Load data to Azure SQL Database

Load data into Azure SQL Database using Spark SQL, the database table and schema will get automatically created based on the DataFrame schema.

There are two SaveMode features that determine if the existing table should be Overwrite or Append, if neither feature is specified then by default it will create a new table and throw an error message if it already exists.

	
	%scala

	// Load data to Azure SQLDB
	(
	spark.sql("SELECT * FROM WorldCupMatches")
		.write
		.mode(SaveMode.Overwrite) //**<--- Overwrite or Append the existing table**   
		.jdbc(jdbcUrl, "WorldCupMatches", connectionProperties)
	)

Validate Data and SQL Table

Connect to the Azure SQL Database using SQL Server Management Studios (SSMS) and validate the new dbo.WorldCupMatches table has been created and loaded successfully.

Data Ready for Analysis

Now that the data is stored in Azure SQL Database, you can connect Power BI, Excel, Analysis Service, Reporting Services to perform analysis, create models or develop reports. The following Power BI snippet is using dbo.WorldCupMatches and some additional data.

Wrap up

Databricks is a powerful tool not only can it perform data modification, cleansing and loads but it can analyse real-time streaming data from Azure Event Hub/Azure IoT Hub, be consumed directly by client tools like Power BI and perform machine learning algorithms.

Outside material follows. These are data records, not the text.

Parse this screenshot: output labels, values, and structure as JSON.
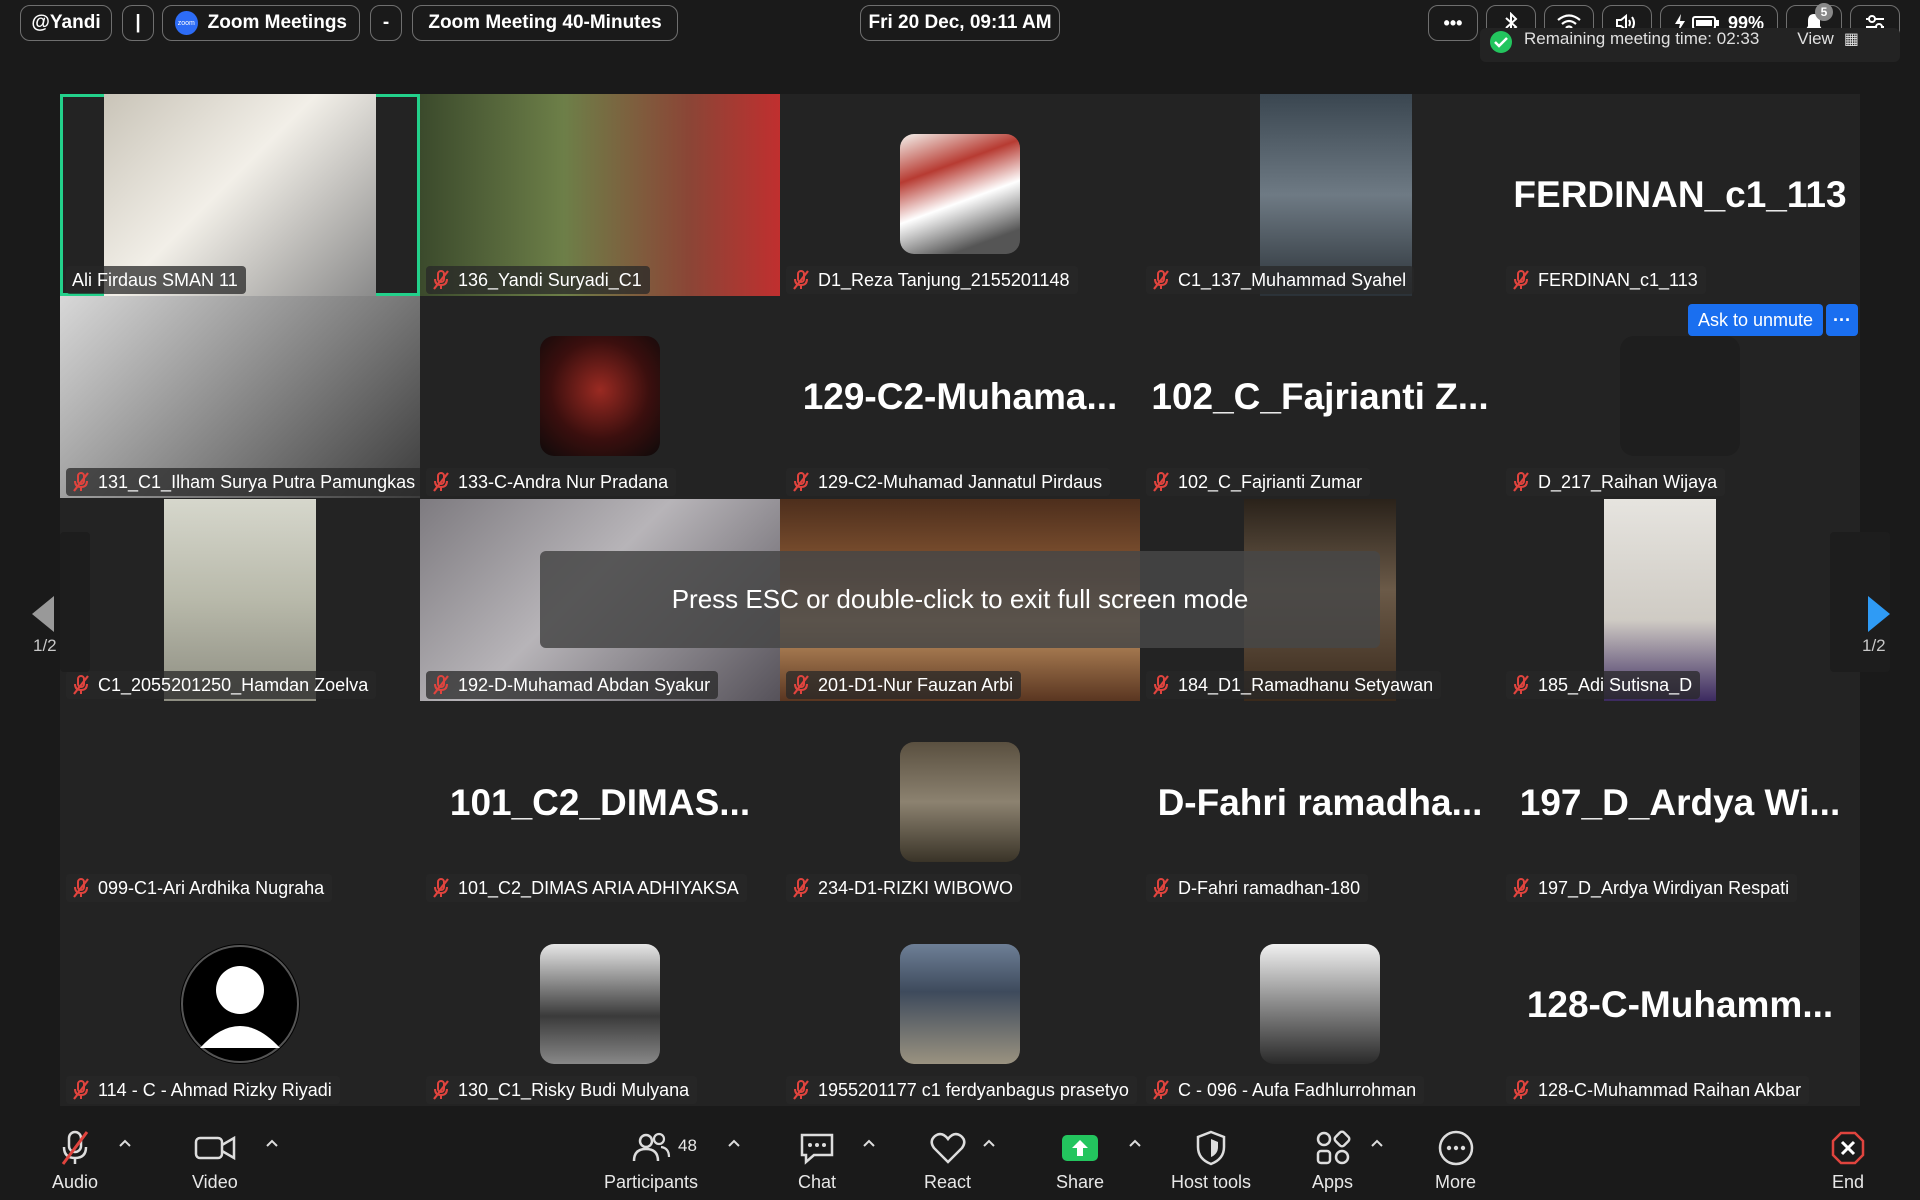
{
  "topbar": {
    "user": "@Yandi",
    "sep": "|",
    "app_title": "Zoom Meetings",
    "zoom_logo_text": "zoom",
    "dash": "-",
    "meeting_title": "Zoom Meeting 40-Minutes",
    "datetime": "Fri 20 Dec, 09:11 AM",
    "more": "•••",
    "battery": "99%",
    "notif_count": "5",
    "remaining": "Remaining meeting time: 02:33",
    "view": "View"
  },
  "participants": [
    {
      "name": "Ali Firdaus SMAN 11",
      "display": "",
      "type": "video",
      "muted": false,
      "active": true
    },
    {
      "name": "136_Yandi Suryadi_C1",
      "display": "",
      "type": "video",
      "muted": true
    },
    {
      "name": "D1_Reza Tanjung_2155201148",
      "display": "",
      "type": "avatar",
      "muted": true
    },
    {
      "name": "C1_137_Muhammad Syahel",
      "display": "",
      "type": "video",
      "muted": true
    },
    {
      "name": "FERDINAN_c1_113",
      "display": "FERDINAN_c1_113",
      "type": "name",
      "muted": true
    },
    {
      "name": "131_C1_Ilham Surya Putra Pamungkas",
      "display": "",
      "type": "video",
      "muted": true
    },
    {
      "name": "133-C-Andra Nur Pradana",
      "display": "",
      "type": "avatar",
      "muted": true
    },
    {
      "name": "129-C2-Muhamad Jannatul Pirdaus",
      "display": "129-C2-Muhama...",
      "type": "name",
      "muted": true
    },
    {
      "name": "102_C_Fajrianti Zumar",
      "display": "102_C_Fajrianti  Z...",
      "type": "name",
      "muted": true
    },
    {
      "name": "D_217_Raihan Wijaya",
      "display": "",
      "type": "avatar",
      "muted": true
    },
    {
      "name": "C1_2055201250_Hamdan Zoelva",
      "display": "",
      "type": "video",
      "muted": true
    },
    {
      "name": "192-D-Muhamad Abdan Syakur",
      "display": "",
      "type": "video",
      "muted": true
    },
    {
      "name": "201-D1-Nur Fauzan Arbi",
      "display": "",
      "type": "video",
      "muted": true
    },
    {
      "name": "184_D1_Ramadhanu Setyawan",
      "display": "",
      "type": "video",
      "muted": true
    },
    {
      "name": "185_Adi Sutisna_D",
      "display": "",
      "type": "video",
      "muted": true
    },
    {
      "name": "099-C1-Ari Ardhika Nugraha",
      "display": "",
      "type": "blank",
      "muted": true
    },
    {
      "name": "101_C2_DIMAS ARIA ADHIYAKSA",
      "display": "101_C2_DIMAS...",
      "type": "name",
      "muted": true
    },
    {
      "name": "234-D1-RIZKI WIBOWO",
      "display": "",
      "type": "avatar",
      "muted": true
    },
    {
      "name": "D-Fahri ramadhan-180",
      "display": "D-Fahri  ramadha...",
      "type": "name",
      "muted": true
    },
    {
      "name": "197_D_Ardya Wirdiyan Respati",
      "display": "197_D_Ardya  Wi...",
      "type": "name",
      "muted": true
    },
    {
      "name": "114 - C - Ahmad Rizky Riyadi",
      "display": "",
      "type": "avatar",
      "muted": true
    },
    {
      "name": "130_C1_Risky Budi Mulyana",
      "display": "",
      "type": "avatar",
      "muted": true
    },
    {
      "name": "1955201177 c1 ferdyanbagus prasetyo",
      "display": "",
      "type": "avatar",
      "muted": true
    },
    {
      "name": "C - 096 - Aufa Fadhlurrohman",
      "display": "",
      "type": "avatar",
      "muted": true
    },
    {
      "name": "128-C-Muhammad Raihan Akbar",
      "display": "128-C-Muhamm...",
      "type": "name",
      "muted": true
    }
  ],
  "overlay": {
    "fullscreen_msg": "Press ESC or double-click to exit full screen mode",
    "ask_unmute": "Ask to unmute",
    "ask_more": "···",
    "page_left": "1/2",
    "page_right": "1/2"
  },
  "toolbar": {
    "audio": "Audio",
    "video": "Video",
    "participants": "Participants",
    "participants_count": "48",
    "chat": "Chat",
    "react": "React",
    "share": "Share",
    "host_tools": "Host tools",
    "apps": "Apps",
    "more": "More",
    "end": "End"
  },
  "colors": {
    "accent": "#1a6ff0",
    "active_border": "#23d18b",
    "muted": "#e0443e",
    "share": "#23c55e",
    "end": "#e0443e"
  }
}
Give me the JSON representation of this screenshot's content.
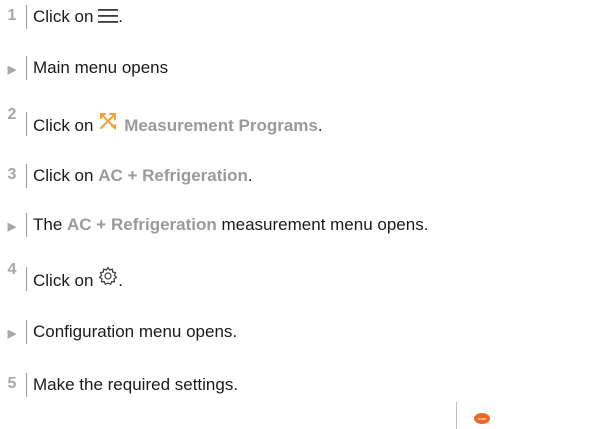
{
  "colors": {
    "highlight": "#9a9a9a",
    "marker": "#a6a6a6",
    "icon_orange": "#f2a23a",
    "logo_orange": "#e8682a"
  },
  "steps": [
    {
      "marker": "1",
      "parts": [
        "Click on ",
        "."
      ],
      "icon": "hamburger-menu-icon"
    },
    {
      "marker": "▶",
      "text": "Main menu opens"
    },
    {
      "marker": "2",
      "parts": [
        "Click on ",
        "Measurement Programs",
        "."
      ],
      "icon": "measurement-programs-icon"
    },
    {
      "marker": "3",
      "parts": [
        "Click on ",
        "AC + Refrigeration",
        "."
      ]
    },
    {
      "marker": "▶",
      "parts": [
        "The ",
        "AC + Refrigeration",
        " measurement menu opens."
      ]
    },
    {
      "marker": "4",
      "parts": [
        "Click on ",
        "."
      ],
      "icon": "gear-icon"
    },
    {
      "marker": "▶",
      "text": "Configuration menu opens."
    },
    {
      "marker": "5",
      "text": "Make the required settings."
    }
  ],
  "device_logo": {
    "text": "testo",
    "icon": "testo-logo-icon"
  }
}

Databricks fast performance, scalability, Azure Active Directory (AAD) integration, ability to use multiple and mix of coding languages also the collaborative workspaces make it a suitable choice for data engineers and data scientists.

Currently there is a lot of focus and buzz around Databricks and I can see why…

It is the next big thing in the Azure platform and I can see it potentially replacing Azure Data Lake Analytics.

I hope you found this walkthrough useful. This is just one element and approach to Azure Databricks as I have only touched the tip of the iceberg. There are many more feature and functions I have yet to cover, so watch out for more blogs until then I encourage you to try it out.